Since managers are often the referee for work coming into and exiting their shops, they’re also sitting at a key position to minimize flail. When taken to an extreme, strong boundaries to inter-departmental collaboration present as silos, but when completely torn down, those boundaries’ absence lead to an unmanageably large, un-prioritized to-do list for every person in that shop. Instead, I look at workflows that route between shops and departments in treat those managers as stakeholders in the changes that will impact them. They already know how they want work to show up for their shop to work on, and respecting those existing methods is key to minimizing disruption, friction, opportunity cost, and flail that comes with new security asks.
After designing process changes that minimize introduced new chaos, it’s time to acknowledge that stress, friction, and chaos may already be present. This can come in many forms. When planning, I like to build in technical debt friendly risk-exception processes that can keep teams from being overwhelmed by old problems as well as adopting a crawl-walk-run approach to capability maturity. At a management level, delegating work to other teams or just refusing low-priority work can help bleed off some stress for individual teams but isn’t a permanent solution. At the human level, encouraging socialization, hobbies, and other stress relief to keep from being overwhelmed is a huge help that many of us overlook when overworked.
Finally, when building a plan to make strategic changes, try to keep change to a minimum. In any organization, even flailing ones, there’s a lot of processes, workflow, tooling, and shops that work well. The silent 90% tends to get drowned out by the 10% of flailing processes that do need to be addressed. It’s important to understand the totality of all that in order to set keep what’s working intact, and only make the lightest of changes that address the clear problem and meet the all important strategic vision. This also means not applying re-organization after org change after shake-up. It’s often tempting to try to bring out the re-org toolbox and make reactive changes, but that almost always makes things worse while the organization is healing.

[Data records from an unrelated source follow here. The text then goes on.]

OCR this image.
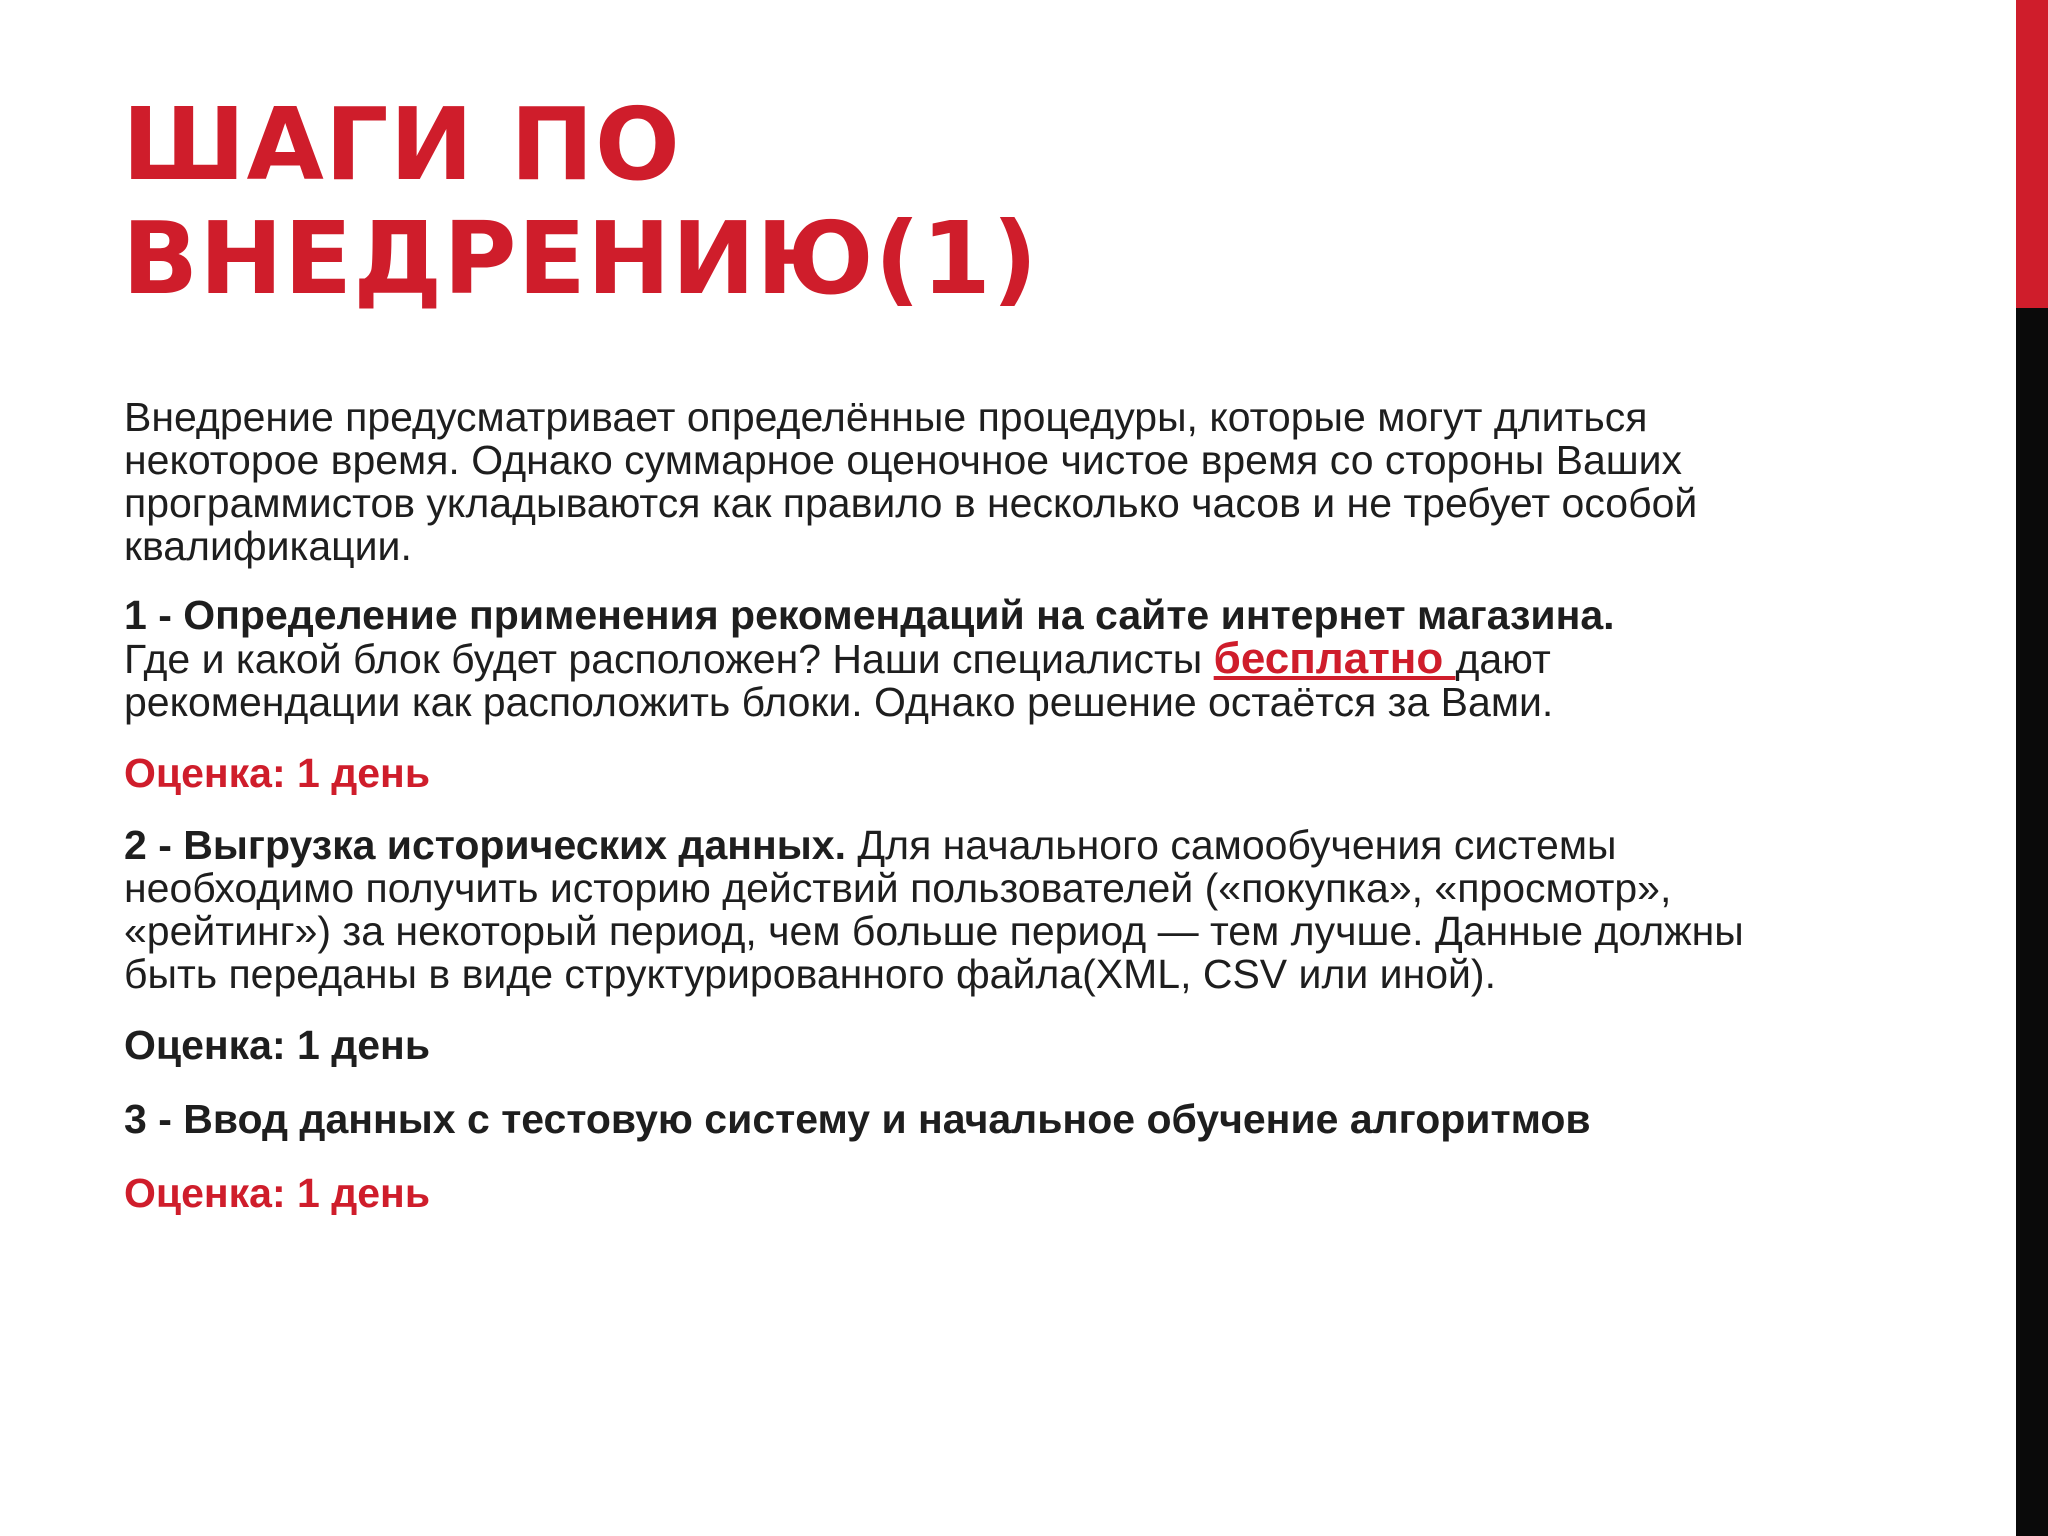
ШАГИ ПО
ВНЕДРЕНИЮ(1)

Внедрение предусматривает определённые процедуры, которые могут длиться некоторое время. Однако суммарное оценочное чистое время со стороны Ваших программистов укладываются как правило в несколько часов и не требует особой квалификации.

1 - Определение применения рекомендаций на сайте интернет магазина.
Где и какой блок будет расположен? Наши специалисты бесплатно дают рекомендации как расположить блоки. Однако решение остаётся за Вами.

Оценка: 1 день

2 - Выгрузка исторических данных. Для начального самообучения системы необходимо получить историю действий пользователей («покупка», «просмотр», «рейтинг») за некоторый период, чем больше период — тем лучше. Данные должны быть переданы в виде структурированного файла(XML, CSV или иной).

Оценка: 1 день

3 - Ввод данных с тестовую систему и начальное обучение алгоритмов

Оценка: 1 день
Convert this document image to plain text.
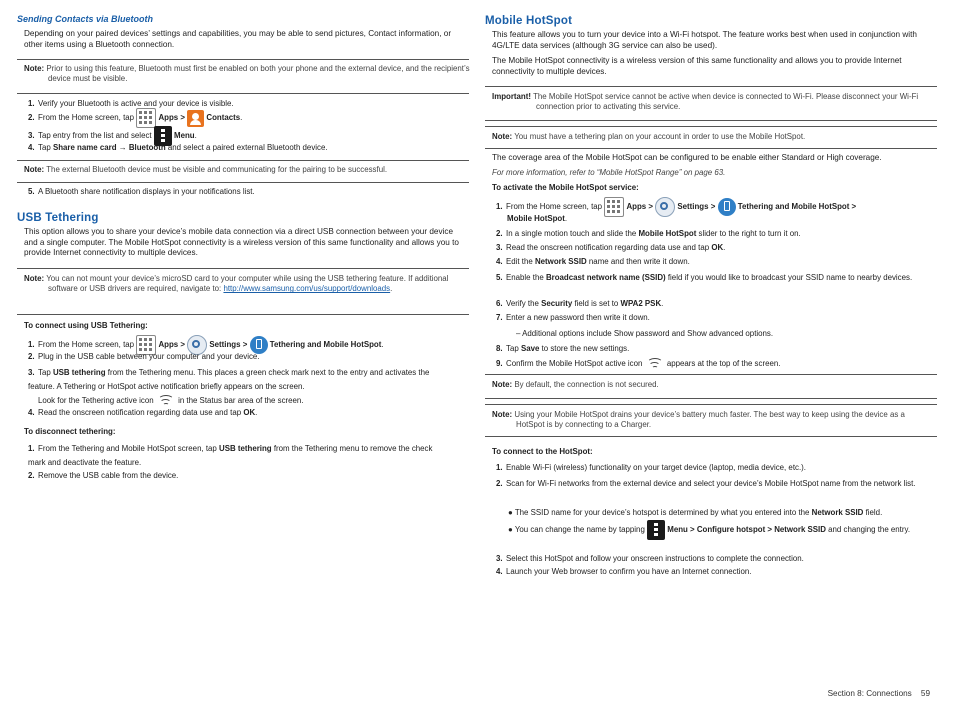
Sending Contacts via Bluetooth
Depending on your paired devices’ settings and capabilities, you may be able to send pictures, Contact information, or other items using a Bluetooth connection.
Note: Prior to using this feature, Bluetooth must first be enabled on both your phone and the external device, and the recipient’s device must be visible.
1. Verify your Bluetooth is active and your device is visible.
2. From the Home screen, tap	Apps >	Contacts.
3. Tap entry from the list and select	Menu.
4. Tap Share name card → Bluetooth and select a paired external Bluetooth device.
Note: The external Bluetooth device must be visible and communicating for the pairing to be successful.
5. A Bluetooth share notification displays in your notifications list.
USB Tethering
This option allows you to share your device’s mobile data connection via a direct USB connection between your device and a single computer. The Mobile HotSpot connectivity is a wireless version of this same functionality and allows you to provide Internet connectivity to multiple devices.
Note: You can not mount your device’s microSD card to your computer while using the USB tethering feature. If additional software or USB drivers are required, navigate to: http://www.samsung.com/us/support/downloads.
To connect using USB Tethering:
1. From the Home screen, tap	Apps >	Settings >	Tethering and Mobile HotSpot.
2. Plug in the USB cable between your computer and your device.
3. Tap USB tethering from the Tethering menu. This places a green check mark next to the entry and activates the feature. A Tethering or HotSpot active notification briefly appears on the screen.
Look for the Tethering active icon	in the Status bar area of the screen.
4. Read the onscreen notification regarding data use and tap OK.
To disconnect tethering:
1. From the Tethering and Mobile HotSpot screen, tap USB tethering from the Tethering menu to remove the check mark and deactivate the feature.
2. Remove the USB cable from the device.
Mobile HotSpot
This feature allows you to turn your device into a Wi-Fi hotspot. The feature works best when used in conjunction with 4G/LTE data services (although 3G service can also be used).
The Mobile HotSpot connectivity is a wireless version of this same functionality and allows you to provide Internet connectivity to multiple devices.
Important! The Mobile HotSpot service cannot be active when device is connected to Wi-Fi. Please disconnect your Wi-Fi connection prior to activating this service.
Note: You must have a tethering plan on your account in order to use the Mobile HotSpot.
The coverage area of the Mobile HotSpot can be configured to be enable either Standard or High coverage.
For more information, refer to “Mobile HotSpot Range” on page 63.
To activate the Mobile HotSpot service:
1. From the Home screen, tap	Apps >	Settings >	Tethering and Mobile HotSpot >
Mobile HotSpot.
2. In a single motion touch and slide the Mobile HotSpot slider to the right to turn it on.
3. Read the onscreen notification regarding data use and tap OK.
4. Edit the Network SSID name and then write it down.
5. Enable the Broadcast network name (SSID) field if you would like to broadcast your SSID name to nearby devices.
6. Verify the Security field is set to WPA2 PSK.
7. Enter a new password then write it down.
– Additional options include Show password and Show advanced options.
8. Tap Save to store the new settings.
9. Confirm the Mobile HotSpot active icon	appears at the top of the screen.
Note: By default, the connection is not secured.
Note: Using your Mobile HotSpot drains your device’s battery much faster. The best way to keep using the device as a HotSpot is by connecting to a Charger.
To connect to the HotSpot:
1. Enable Wi-Fi (wireless) functionality on your target device (laptop, media device, etc.).
2. Scan for Wi-Fi networks from the external device and select your device’s Mobile HotSpot name from the network list.
● The SSID name for your device’s hotspot is determined by what you entered into the Network SSID field.
● You can change the name by tapping	Menu > Configure hotspot > Network SSID and changing the entry.
3. Select this HotSpot and follow your onscreen instructions to complete the connection.
4. Launch your Web browser to confirm you have an Internet connection.
Section 8: Connections 59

When preventing or managing flail, the role of leadership is to set the vision, empower managers to manage their responsibilities, encourage healthy collaboration between business units, departments, and shops, and allow for some stress relief when dealing with the consequences of strategic change. The role of managers is to change the problems that their work-centers, shops, and departments have to solve. When accounting for flail, be deliberate in only mandating changes that solve real problems, and allow problem solvers to solve those problems.
There's always more words to spend on a topic like this one, but I've hit my budget for now. Stay secure, and never forget the humans.